Pasaron los días, los meses, los años. Júpiter gira como gira Saturno. Y como Copérnico o Galilei, tío Rubén, defiende la teoría de que los niños somos el centro del universo.

Así fue que un día instaló en el medio del jardín un increíble subibaja “giratorio” de su propia autoría. Sí, sí. Con rulemanes incorporados en un único eje central que lo distinguía de los columpios y de los otros juguetes.

Era intergaláctico, viajero incansable, resistente a todo tipo de climas, pesos, estaturas o asteroides.
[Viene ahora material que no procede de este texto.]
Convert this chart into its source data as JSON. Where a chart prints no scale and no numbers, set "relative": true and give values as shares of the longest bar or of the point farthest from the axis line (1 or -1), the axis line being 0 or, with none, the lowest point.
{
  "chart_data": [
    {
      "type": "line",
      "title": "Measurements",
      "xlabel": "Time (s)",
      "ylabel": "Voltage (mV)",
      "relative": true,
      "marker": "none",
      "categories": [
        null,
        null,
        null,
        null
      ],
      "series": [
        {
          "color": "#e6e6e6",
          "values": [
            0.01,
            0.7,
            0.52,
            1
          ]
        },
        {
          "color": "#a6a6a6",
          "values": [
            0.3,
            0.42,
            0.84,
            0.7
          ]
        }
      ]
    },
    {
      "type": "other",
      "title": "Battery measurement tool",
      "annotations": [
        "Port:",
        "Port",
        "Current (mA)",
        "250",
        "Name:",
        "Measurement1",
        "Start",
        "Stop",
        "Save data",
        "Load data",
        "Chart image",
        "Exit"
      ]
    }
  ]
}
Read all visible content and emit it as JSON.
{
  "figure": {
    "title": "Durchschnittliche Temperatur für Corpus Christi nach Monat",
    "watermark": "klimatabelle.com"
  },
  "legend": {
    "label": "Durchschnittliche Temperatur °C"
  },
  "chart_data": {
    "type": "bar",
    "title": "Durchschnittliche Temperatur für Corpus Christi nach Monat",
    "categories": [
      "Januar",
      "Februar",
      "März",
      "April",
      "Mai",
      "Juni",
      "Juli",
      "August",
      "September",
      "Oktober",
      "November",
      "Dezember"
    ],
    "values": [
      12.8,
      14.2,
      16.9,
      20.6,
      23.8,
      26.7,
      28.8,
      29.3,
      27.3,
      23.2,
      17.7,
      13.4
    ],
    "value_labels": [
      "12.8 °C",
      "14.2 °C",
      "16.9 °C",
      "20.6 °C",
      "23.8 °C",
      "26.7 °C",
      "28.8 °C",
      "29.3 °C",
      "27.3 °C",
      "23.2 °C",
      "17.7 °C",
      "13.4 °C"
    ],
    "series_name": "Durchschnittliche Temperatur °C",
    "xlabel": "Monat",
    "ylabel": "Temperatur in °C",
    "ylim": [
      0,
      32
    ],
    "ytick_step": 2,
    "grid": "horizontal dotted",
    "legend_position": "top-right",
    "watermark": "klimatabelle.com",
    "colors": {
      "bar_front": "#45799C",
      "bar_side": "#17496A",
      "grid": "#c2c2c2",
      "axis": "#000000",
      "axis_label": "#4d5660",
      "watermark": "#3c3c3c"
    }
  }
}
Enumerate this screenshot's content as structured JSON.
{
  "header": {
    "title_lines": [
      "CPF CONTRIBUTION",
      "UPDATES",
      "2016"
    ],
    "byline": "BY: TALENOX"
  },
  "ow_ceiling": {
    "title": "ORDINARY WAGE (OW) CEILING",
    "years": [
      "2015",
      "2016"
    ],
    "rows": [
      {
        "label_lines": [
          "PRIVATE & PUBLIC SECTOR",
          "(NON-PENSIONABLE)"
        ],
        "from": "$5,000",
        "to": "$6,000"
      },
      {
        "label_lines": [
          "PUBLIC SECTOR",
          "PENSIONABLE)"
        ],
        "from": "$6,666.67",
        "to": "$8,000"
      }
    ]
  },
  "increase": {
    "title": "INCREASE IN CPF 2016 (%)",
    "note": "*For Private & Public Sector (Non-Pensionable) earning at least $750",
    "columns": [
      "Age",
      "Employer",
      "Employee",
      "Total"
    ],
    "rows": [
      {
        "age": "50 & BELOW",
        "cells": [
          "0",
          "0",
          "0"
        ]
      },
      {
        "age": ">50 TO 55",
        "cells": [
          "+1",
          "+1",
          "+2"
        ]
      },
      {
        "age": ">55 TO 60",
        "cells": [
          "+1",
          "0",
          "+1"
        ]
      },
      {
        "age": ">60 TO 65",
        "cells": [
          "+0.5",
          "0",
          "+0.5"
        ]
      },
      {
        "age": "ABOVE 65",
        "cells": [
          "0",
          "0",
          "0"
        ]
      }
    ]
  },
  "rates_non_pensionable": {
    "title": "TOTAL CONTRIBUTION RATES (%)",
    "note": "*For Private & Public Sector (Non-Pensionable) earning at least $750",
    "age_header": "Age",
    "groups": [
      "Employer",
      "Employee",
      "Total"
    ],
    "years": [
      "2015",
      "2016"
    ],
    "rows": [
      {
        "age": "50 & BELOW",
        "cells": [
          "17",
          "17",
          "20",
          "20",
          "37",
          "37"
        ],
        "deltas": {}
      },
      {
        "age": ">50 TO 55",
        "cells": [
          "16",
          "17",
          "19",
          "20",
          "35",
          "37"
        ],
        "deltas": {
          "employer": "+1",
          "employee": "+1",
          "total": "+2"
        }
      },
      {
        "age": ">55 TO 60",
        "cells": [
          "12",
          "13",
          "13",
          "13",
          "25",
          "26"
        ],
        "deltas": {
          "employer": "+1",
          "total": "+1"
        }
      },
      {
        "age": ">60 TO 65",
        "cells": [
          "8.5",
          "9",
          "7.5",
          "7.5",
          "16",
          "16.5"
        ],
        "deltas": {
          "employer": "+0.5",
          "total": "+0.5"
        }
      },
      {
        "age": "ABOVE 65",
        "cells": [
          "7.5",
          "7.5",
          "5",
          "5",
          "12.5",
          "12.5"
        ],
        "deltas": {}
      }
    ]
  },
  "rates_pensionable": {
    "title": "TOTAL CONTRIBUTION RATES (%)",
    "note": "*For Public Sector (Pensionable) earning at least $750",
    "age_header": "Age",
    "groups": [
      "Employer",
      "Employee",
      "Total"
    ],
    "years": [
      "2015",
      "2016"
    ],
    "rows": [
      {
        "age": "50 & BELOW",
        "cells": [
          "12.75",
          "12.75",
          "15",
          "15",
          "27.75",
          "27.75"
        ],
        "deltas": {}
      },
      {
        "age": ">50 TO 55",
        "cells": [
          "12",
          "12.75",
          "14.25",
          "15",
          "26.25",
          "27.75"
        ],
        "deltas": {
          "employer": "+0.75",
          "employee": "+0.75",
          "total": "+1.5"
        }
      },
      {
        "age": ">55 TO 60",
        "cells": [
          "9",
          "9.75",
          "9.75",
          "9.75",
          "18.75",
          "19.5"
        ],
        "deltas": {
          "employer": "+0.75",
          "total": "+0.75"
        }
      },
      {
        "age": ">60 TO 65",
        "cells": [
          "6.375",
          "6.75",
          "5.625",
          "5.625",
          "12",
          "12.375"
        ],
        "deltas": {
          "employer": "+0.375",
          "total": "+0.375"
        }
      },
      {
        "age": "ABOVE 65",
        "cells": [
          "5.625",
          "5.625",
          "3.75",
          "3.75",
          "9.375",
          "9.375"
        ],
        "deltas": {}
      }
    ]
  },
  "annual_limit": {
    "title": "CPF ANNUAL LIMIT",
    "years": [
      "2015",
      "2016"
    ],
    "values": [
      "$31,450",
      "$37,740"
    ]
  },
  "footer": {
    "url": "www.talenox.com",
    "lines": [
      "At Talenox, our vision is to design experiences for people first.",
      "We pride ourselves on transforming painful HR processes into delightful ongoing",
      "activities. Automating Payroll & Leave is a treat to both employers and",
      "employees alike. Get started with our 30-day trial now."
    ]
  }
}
Jugábamos en él grandes y chicos. Un torbellino de sueños, eso era. Un desorden de pájaros. La nave del tiempo. No existían las siestas.

Crecimos con mis primos. Jugamos y aprendimos todo tipo de acrobacias. Que nos fueron fortaleciendo y formando para el futuro que debíamos afrontar.

El césped no crecía nunca en su entorno. Y fue el espacio de los héroes más desopilantes. Chocolatadas derramadas, zapatillas voladoras, tirones de pelo en alguna ocasión, adivinanzas y canciones que giraban y giraban. Avistajes desde el panóptico si jugábamos a las escondidas. Compartimos en esos viajes miles de entusiasmos.

Una curita resolvía cualquier tropezón, caída libre, duda o prejuicio que ejerciera algún impedimento en ese niño interior que todos conservamos, y que no conoce el límite de sus sueños ni de sus capacidades.

Hoy a la distancia lo recuerdo agradecida. ¡Habrase visto locura! ¡Disparate! ¡Capricho de la vida! Un subibaja giratorio, moldeó mi infancia y mi corazón.